Life as an Engineering Exercise

by Eric on January 10, 2019

Reading time: 4 minutes

Consider your smartphone. Specifically, consider the various engineering decisions baked into its design.

The engineers can make the screen bigger. More screen real estate means better video viewing.
But then it won’t fit in your pocket as well. It will also be tougher to operate with one hand. Battery life will decline, too.

They can increase battery life by increasing battery size.
But that bigger battery will make it heavier.

They can use more plastic and less glass. That will make it lighter and possibly cheaper.
But that probably means reduced durability.

They can make it faster by including a stronger processor.
But that will reduce the battery life. It will also increase operating temperature.

Your phone’s design balances many trade-offs: weight, safety, size, usability, power consumption, privacy, cost, etc. Tuning any of these knobs affects the others. The important question facing phone (or automobile, or home, or aircraft, or any other) engineers is: “Which knobs should we optimize and which knobs should we satisfy?” That is, which dimensions should we tune as well as we can, knowing that we’ll have to settle for acceptable on all the others?

You and I can think about our lives in the same terms. Which dimensions should I satisfy? Which dimensions should I optimize?

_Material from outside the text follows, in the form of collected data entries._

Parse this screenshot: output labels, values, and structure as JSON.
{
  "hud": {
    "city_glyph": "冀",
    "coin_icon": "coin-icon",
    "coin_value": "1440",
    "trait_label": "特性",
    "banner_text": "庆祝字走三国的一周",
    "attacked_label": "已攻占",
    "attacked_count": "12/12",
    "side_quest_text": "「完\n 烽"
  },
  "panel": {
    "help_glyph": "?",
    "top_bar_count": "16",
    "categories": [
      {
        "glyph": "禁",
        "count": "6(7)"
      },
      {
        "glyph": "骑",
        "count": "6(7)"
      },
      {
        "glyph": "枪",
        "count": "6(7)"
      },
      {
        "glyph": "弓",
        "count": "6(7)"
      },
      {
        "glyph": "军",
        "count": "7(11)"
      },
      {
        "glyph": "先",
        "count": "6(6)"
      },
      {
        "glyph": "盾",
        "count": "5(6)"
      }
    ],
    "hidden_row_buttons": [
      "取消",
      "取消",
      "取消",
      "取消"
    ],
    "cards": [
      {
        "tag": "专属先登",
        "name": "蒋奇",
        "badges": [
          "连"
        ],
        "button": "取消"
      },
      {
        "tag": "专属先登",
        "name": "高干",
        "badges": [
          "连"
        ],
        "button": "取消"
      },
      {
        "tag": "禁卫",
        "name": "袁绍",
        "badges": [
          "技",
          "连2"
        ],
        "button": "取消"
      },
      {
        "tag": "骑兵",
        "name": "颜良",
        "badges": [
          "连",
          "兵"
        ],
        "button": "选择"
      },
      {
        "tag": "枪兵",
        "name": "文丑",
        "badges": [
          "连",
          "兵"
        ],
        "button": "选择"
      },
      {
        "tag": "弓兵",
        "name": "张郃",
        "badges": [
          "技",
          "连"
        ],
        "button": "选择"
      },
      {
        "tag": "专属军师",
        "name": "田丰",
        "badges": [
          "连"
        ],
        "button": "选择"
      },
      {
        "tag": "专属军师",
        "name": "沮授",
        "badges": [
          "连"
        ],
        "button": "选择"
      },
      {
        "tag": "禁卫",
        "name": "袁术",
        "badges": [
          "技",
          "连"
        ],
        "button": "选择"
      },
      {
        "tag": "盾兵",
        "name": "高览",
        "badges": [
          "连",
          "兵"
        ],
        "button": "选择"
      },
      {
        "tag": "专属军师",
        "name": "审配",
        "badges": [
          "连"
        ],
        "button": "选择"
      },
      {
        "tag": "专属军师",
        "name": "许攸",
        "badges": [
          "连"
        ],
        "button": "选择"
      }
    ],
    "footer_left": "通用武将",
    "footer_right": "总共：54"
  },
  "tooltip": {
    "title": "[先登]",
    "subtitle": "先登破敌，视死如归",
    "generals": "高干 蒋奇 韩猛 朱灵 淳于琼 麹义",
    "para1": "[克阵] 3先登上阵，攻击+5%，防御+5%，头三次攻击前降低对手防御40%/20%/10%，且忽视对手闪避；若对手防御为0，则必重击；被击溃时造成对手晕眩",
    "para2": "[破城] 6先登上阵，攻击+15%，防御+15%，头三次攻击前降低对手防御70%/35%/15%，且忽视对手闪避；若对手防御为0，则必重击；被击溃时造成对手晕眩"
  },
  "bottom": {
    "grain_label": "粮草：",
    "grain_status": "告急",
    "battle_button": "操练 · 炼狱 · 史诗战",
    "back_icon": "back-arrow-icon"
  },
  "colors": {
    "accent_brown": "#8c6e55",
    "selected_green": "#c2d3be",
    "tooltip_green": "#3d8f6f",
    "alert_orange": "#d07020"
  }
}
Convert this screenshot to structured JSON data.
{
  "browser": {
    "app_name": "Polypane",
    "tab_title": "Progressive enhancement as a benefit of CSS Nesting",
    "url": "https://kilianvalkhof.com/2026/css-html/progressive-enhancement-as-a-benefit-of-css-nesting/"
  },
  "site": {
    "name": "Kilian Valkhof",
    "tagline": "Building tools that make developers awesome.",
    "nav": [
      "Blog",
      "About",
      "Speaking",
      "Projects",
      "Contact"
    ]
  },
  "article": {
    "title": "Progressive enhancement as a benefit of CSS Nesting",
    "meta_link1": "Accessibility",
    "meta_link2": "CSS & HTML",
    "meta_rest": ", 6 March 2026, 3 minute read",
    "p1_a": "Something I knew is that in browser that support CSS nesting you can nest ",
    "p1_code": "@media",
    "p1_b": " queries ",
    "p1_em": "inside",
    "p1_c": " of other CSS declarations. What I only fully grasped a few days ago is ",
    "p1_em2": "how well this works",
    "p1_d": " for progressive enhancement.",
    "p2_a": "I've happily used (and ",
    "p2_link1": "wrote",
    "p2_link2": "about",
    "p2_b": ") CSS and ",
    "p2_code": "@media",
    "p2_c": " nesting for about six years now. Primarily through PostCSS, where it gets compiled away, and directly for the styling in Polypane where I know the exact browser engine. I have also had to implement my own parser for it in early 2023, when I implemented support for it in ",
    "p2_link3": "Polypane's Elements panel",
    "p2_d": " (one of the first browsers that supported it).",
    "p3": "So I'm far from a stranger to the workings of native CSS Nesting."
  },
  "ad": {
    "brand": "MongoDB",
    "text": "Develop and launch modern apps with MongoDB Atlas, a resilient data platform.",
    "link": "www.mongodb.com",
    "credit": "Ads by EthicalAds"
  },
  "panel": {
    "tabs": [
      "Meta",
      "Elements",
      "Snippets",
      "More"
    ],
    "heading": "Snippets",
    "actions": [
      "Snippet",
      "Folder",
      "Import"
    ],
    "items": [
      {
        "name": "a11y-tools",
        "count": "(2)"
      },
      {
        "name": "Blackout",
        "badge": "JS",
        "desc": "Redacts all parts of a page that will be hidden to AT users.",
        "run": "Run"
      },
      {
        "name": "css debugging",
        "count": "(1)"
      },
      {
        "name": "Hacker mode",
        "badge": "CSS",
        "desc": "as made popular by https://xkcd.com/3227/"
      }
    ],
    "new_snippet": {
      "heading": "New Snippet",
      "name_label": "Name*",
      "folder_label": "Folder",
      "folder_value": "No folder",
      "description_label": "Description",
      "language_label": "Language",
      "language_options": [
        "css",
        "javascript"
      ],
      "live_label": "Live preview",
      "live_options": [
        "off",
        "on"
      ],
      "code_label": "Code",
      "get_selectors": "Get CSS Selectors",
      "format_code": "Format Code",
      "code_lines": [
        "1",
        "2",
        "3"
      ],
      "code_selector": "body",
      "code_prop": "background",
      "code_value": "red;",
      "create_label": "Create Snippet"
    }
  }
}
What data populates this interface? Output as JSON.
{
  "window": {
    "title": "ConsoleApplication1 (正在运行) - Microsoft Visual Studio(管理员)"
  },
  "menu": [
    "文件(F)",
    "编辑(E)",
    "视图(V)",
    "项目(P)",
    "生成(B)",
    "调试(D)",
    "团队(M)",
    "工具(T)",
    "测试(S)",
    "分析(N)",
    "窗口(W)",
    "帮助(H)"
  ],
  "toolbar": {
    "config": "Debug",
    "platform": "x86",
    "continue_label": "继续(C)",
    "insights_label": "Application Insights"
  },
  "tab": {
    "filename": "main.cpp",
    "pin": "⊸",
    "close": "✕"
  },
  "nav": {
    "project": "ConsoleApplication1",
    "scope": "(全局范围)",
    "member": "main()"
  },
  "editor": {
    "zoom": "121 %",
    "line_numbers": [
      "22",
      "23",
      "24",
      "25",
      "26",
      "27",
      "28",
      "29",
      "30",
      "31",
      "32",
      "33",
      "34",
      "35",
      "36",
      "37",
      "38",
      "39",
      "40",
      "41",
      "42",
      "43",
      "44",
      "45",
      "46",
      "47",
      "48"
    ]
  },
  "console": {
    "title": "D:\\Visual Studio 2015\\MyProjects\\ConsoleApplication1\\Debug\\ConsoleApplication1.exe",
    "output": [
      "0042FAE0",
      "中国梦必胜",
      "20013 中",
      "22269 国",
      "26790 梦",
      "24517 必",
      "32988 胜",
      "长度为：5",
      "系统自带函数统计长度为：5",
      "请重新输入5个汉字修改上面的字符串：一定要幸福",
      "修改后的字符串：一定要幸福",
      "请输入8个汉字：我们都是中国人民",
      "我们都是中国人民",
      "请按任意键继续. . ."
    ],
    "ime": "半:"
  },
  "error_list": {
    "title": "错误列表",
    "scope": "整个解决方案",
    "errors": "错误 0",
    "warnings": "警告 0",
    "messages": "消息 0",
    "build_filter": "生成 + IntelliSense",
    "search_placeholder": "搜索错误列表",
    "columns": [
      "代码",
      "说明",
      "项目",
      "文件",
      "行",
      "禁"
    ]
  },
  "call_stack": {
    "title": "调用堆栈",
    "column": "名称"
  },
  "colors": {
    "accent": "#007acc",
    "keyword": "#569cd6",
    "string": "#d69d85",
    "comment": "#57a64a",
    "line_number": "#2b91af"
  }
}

Have you ever known somebody who spends every spare moment exercising? Or eating? Or chasing women?
Have you ever known somebody who thinks about nothing but acquiring money? Or spending money?
Have you ever known somebody who spends every moment working? Or resting?
They have optimized their life for one of these dimensions. And maybe they’ve acquired a great big pile of money; or enjoyed a lot of food, leisure, or romantic partners. Maybe they’ve amassed status at work or around town. But how did it affect the other knobs? What tradeoffs were required?

Many human life dimensions-food, health, romance, rest, work, money-share these characteristics:
They can satiate temporarily, but not permanently.
In moderation they are healthy. But too little or too much is harmful.
Finally, in the extreme (when maximized) they can be a form of idolatry.

All these dimensions, these knobs, are to be satisfied-not optimized.
Save enough money to feed and shelter yourself and those for whom you’re responsible. Build in a lot of slack, taking care of today and tomorrow.
Work hard at something important and valuable. Then rest and play hard with the people you love and enjoy most.
Eat enough tasty, nutritious food to maintain your strength. Then stop. Any more than that is making you weak and ill.
Exercise enough to keep your body strong enough for all this.

If these dimensions are to be satisfied, that still leaves the question of what to optimize?

Warren Buffett spent most of his life optimizing for net worth. He was very effective in that pursuit-more than once recognized as the wealthiest man on the planet. In the Buffett biography The Snowball by Alice Schroeder, Buffett has some comments on the life engineering question. Consider his advice:

“When you get to my age, you’ll really measure your success in life by how many of the people you want to have love you actually do love you.

I know people who have a lot of money, and they get testimonial dinners and they get hospital wings named after them. But the truth is that nobody in the world loves them. If you get to my age in life and nobody thinks well of you, I don’t care how big your bank account is, your life is a disaster.

That’s the ultimate test of how you have lived your life. The trouble with love is that you can’t buy it. You can buy sex. You can buy testimonial dinners. You can buy pamphlets that say how wonderful you are. But the only way to get love is to be lovable. It’s very irritating if you have a lot of money. You’d like to think you could write a check: I’ll buy a million dollars’ worth of love. But it doesn’t work that way. The more you give love away, the more you get.”

My experience, along with my study and observation of others’, convinces me that Mr. Buffett is correct.

A well-lived life is optimized for relationships. Your children, your spouse, your parents and sisters and brothers; your church, your business, your friends, and of course your Maker: the best thing on tap here on planet Earth is relationships.

Satisfy health. Satisfy money. Satisfy appetites. Optimize relationships.